Что ж, будем считать, что способность к счастью в самом деле больше определяется внутренними человеческими свойствами, нежели внешним совпадением. Конечно, совпадение желательно; неблагоприятные условия любого могут перемолоть, они не дают осуществиться способностям… да что говорить. Но есть люди, предрасположенные к счастью по самому своему устройству. «Счастливый по природе при всяческой погоде», — как сказал о себе поэт. Таких счастливцев лучше искать среди художников, среди музыкантов-исполнителей. Имеющему дело со словом, с человеческими глубинами это дается трудней…
Вот, впрочем, опять же счастливейшая кинозвезда жалуется в интервью, что лишена счастья материнства. Допустим, она не так уж переживает; это она отчасти для нас жалуется, чтобы мы не завидовали, чтобы оценили свое богатство. И она права. Сколько знаменитых творцов искренне рады бы перевоплотиться в пресловутую семипудовую купчиху. И правильно.
Потому что купчиха счастливей. Потому что счастливей всех какой-нибудь южный спекулянт фруктами, никогда не заботившийся ни о каких высоких материях, о свободе там или об истине, но способный просто наслаждаться жратвой, выпивкой, бабой, обилием денег. И не нам опровергать его.
Возможно, одна из самых благих задач литературы — напоминать и объяснять человеку, что у других не лучше. У всех так, и вам даже спокойнее.

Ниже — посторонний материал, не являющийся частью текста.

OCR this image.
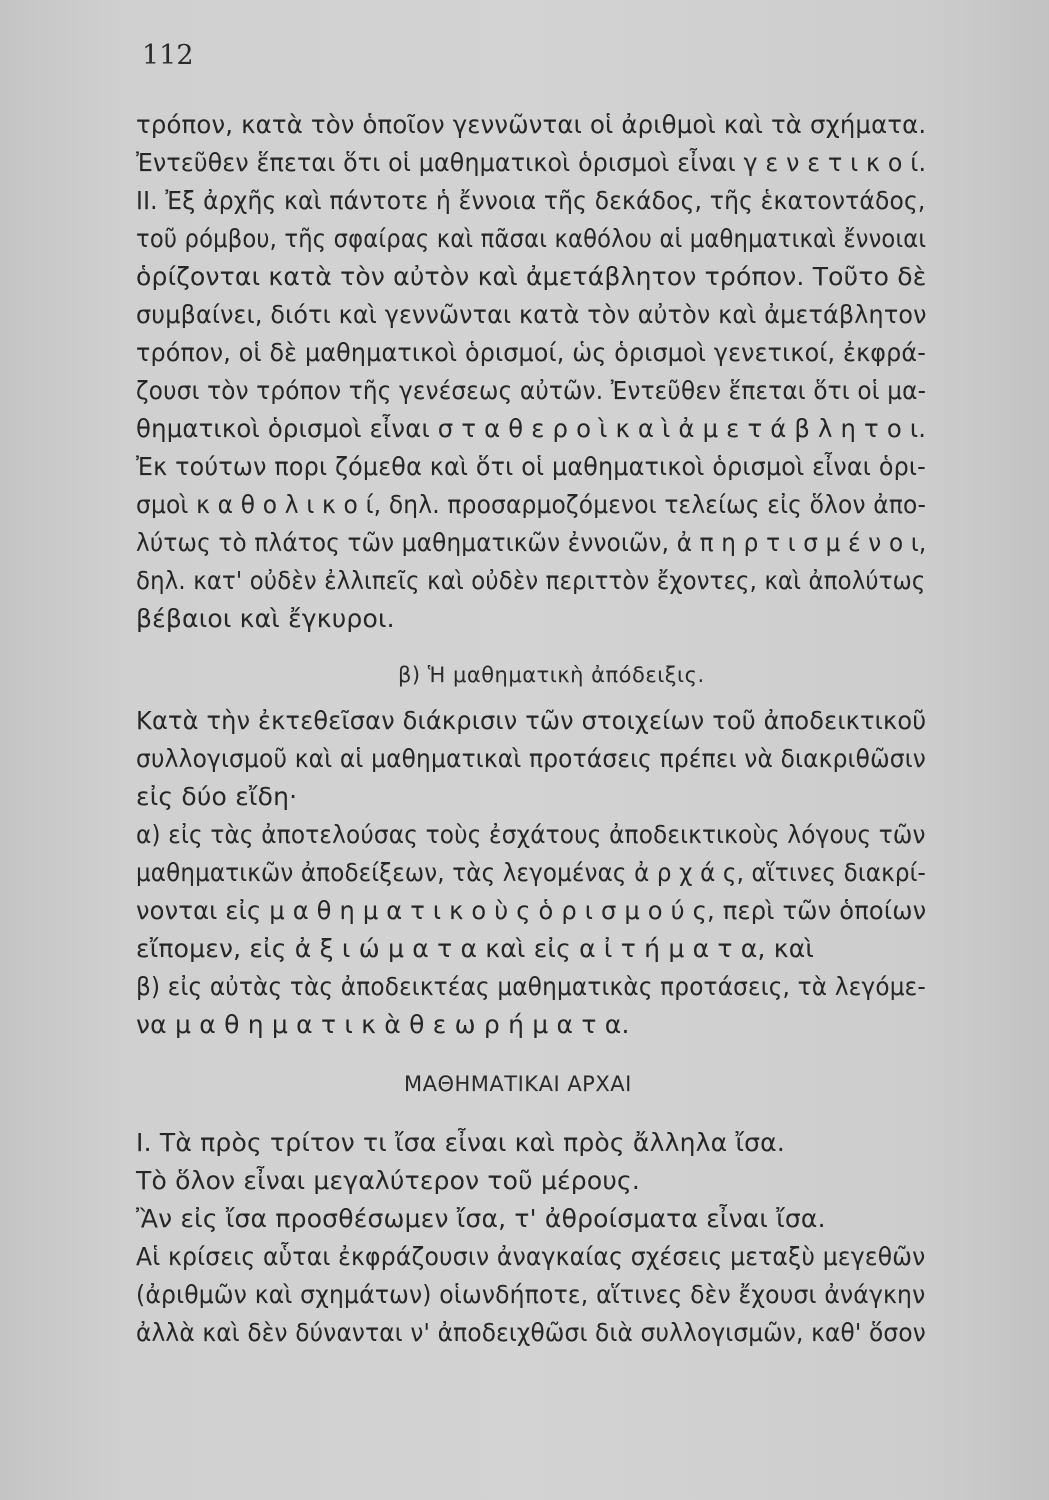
112
τρόπον, κατὰ τὸν ὁποῖον γεννῶνται οἱ ἀριθμοὶ καὶ τὰ σχήματα.
Ἐντεῦθεν ἕπεται ὅτι οἱ μαθηματικοὶ ὁρισμοὶ εἶναι γ ε ν ε τ ι κ ο ί.
ΙΙ. Ἐξ ἀρχῆς καὶ πάντοτε ἡ ἔννοια τῆς δεκάδος, τῆς ἑκατοντάδος,
τοῦ ρόμβου, τῆς σφαίρας καὶ πᾶσαι καθόλου αἱ μαθηματικαὶ ἔννοιαι
ὁρίζονται κατὰ τὸν αὐτὸν καὶ ἀμετάβλητον τρόπον. Τοῦτο δὲ
συμβαίνει, διότι καὶ γεννῶνται κατὰ τὸν αὐτὸν καὶ ἀμετάβλητον
τρόπον, οἱ δὲ μαθηματικοὶ ὁρισμοί, ὡς ὁρισμοὶ γενετικοί, ἐκφρά-
ζουσι τὸν τρόπον τῆς γενέσεως αὐτῶν. Ἐντεῦθεν ἕπεται ὅτι οἱ μα-
θηματικοὶ ὁρισμοὶ εἶναι σ τ α θ ε ρ ο ὶ κ α ὶ ἀ μ ε τ ά β λ η τ ο ι.
Ἐκ τούτων πορι ζόμεθα καὶ ὅτι οἱ μαθηματικοὶ ὁρισμοὶ εἶναι ὁρι-
σμοὶ κ α θ ο λ ι κ ο ί, δηλ. προσαρμοζόμενοι τελείως εἰς ὅλον ἀπο-
λύτως τὸ πλάτος τῶν μαθηματικῶν ἐννοιῶν, ἀ π η ρ τ ι σ μ έ ν ο ι,
δηλ. κατ' οὐδὲν ἐλλιπεῖς καὶ οὐδὲν περιττὸν ἔχοντες, καὶ ἀπολύτως
βέβαιοι καὶ ἔγκυροι.
β) Ἡ μαθηματικὴ ἀπόδειξις.
Κατὰ τὴν ἐκτεθεῖσαν διάκρισιν τῶν στοιχείων τοῦ ἀποδεικτικοῦ
συλλογισμοῦ καὶ αἱ μαθηματικαὶ προτάσεις πρέπει νὰ διακριθῶσιν
εἰς δύο εἴδη·
α) εἰς τὰς ἀποτελούσας τοὺς ἐσχάτους ἀποδεικτικοὺς λόγους τῶν
μαθηματικῶν ἀποδείξεων, τὰς λεγομένας ἀ ρ χ ά ς, αἵτινες διακρί-
νονται εἰς μ α θ η μ α τ ι κ ο ὺ ς ὁ ρ ι σ μ ο ύ ς, περὶ τῶν ὁποίων
εἴπομεν, εἰς ἀ ξ ι ώ μ α τ α καὶ εἰς α ἰ τ ή μ α τ α, καὶ
β) εἰς αὐτὰς τὰς ἀποδεικτέας μαθηματικὰς προτάσεις, τὰ λεγόμε-
να μ α θ η μ α τ ι κ ὰ θ ε ω ρ ή μ α τ α.
ΜΑΘΗΜΑΤΙΚΑΙ ΑΡΧΑΙ
Ι. Τὰ πρὸς τρίτον τι ἴσα εἶναι καὶ πρὸς ἄλληλα ἴσα.
Τὸ ὅλον εἶναι μεγαλύτερον τοῦ μέρους.
Ἂν εἰς ἴσα προσθέσωμεν ἴσα, τ' ἀθροίσματα εἶναι ἴσα.
Αἱ κρίσεις αὗται ἐκφράζουσιν ἀναγκαίας σχέσεις μεταξὺ μεγεθῶν
(ἀριθμῶν καὶ σχημάτων) οἱωνδήποτε, αἵτινες δὲν ἔχουσι ἀνάγκην
ἀλλὰ καὶ δὲν δύνανται ν' ἀποδειχθῶσι διὰ συλλογισμῶν, καθ' ὅσον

Лучше всего сейчас вам, вот именно вам, если у вас не болят зубы, если вы не беретесь себя ни с кем сравнивать, никому завидовать. Вкусней всех вин холодная вода из ручья, когда очень хочется пить. Или рюмка водки с черным хлебушком да с луковкой в компании желанных друзей (особенно когда придешь с мороза). Кто испытывал, согласится. Ах, если б только это было возможно не на краткий миг, а постоянно!..
(Как бывает состояние беспричинной, патологической хандры, меланхолии, депрессии, объясняемое скорей клиническим дисбалансом химических веществ в организме или магнитными бурями в космосе, так накатывает порой беспричинное и тоже, наверно, клиническое чувство счастья.)
Высшие мгновения жизни бывают невыносимы, их проще вспоминать, чем переживать. Возможна ли постоянная молния, непрерывная просветленность?
Можно ли считать способность к счастью, жизни безмятежной, в согласии с собой и миром — нормой, как норма, например, здоровье по сравнению с болезнью? Ведь и здоровье, телесное или душевное, в жизни реальной — скорей исключение; здесь все полно неустройства; жаждущие любви мужчины и женщины бродят по непересекающимся тропкам, не умея найти друг друга, а если находят — глядишь, и это обернется потом похмельным раскаянием. И куда деваться в конце концов от смерти, предваряемой страданием? А великое искусство, великая духовная жизнь, дарящие нас самыми глубокими переживаниями, — возможны ли они без знания трагического?
На свете счастья нет, а есть покой и воля.
Покой — суррогат счастья, воля — отнюдь не свобода (в конечном счете мучительная), а скорей освобождение от необходимости выбирать, решать, бороться: тот же покой.
Да, пожалуй, надо бы здесь сперва определить понятия. Ведь и Пастернак оговаривается: «Счастья без подвига нет». Упомянутому моему герою, понявшему, как мудро природа или Господь позаботились о совершенствовании рода людского, устроив так, что человеку мешает быть счастливым скука благополучного однообразия, пришло однажды в голову и другое: наверно, правильно обеспечить счастье непритязательному большинству, которое его жаждет и к нему склонно. Но принадлежность высшего дара — внутреннее беспокойство и устремленность; они не дают счастья, хотя нужны для общего родового существования. Может быть, гениальная глубина дается как компенсация за обделенность природным счастьем. И наоборот, простодушная удовлетворенность компенсирует отсутствие этого дара. Правда, соответствие дается не всегда, тогда возникают честолюбивые недоумки, несчастные графоманы или же ленивые, не проявившие себя таланты.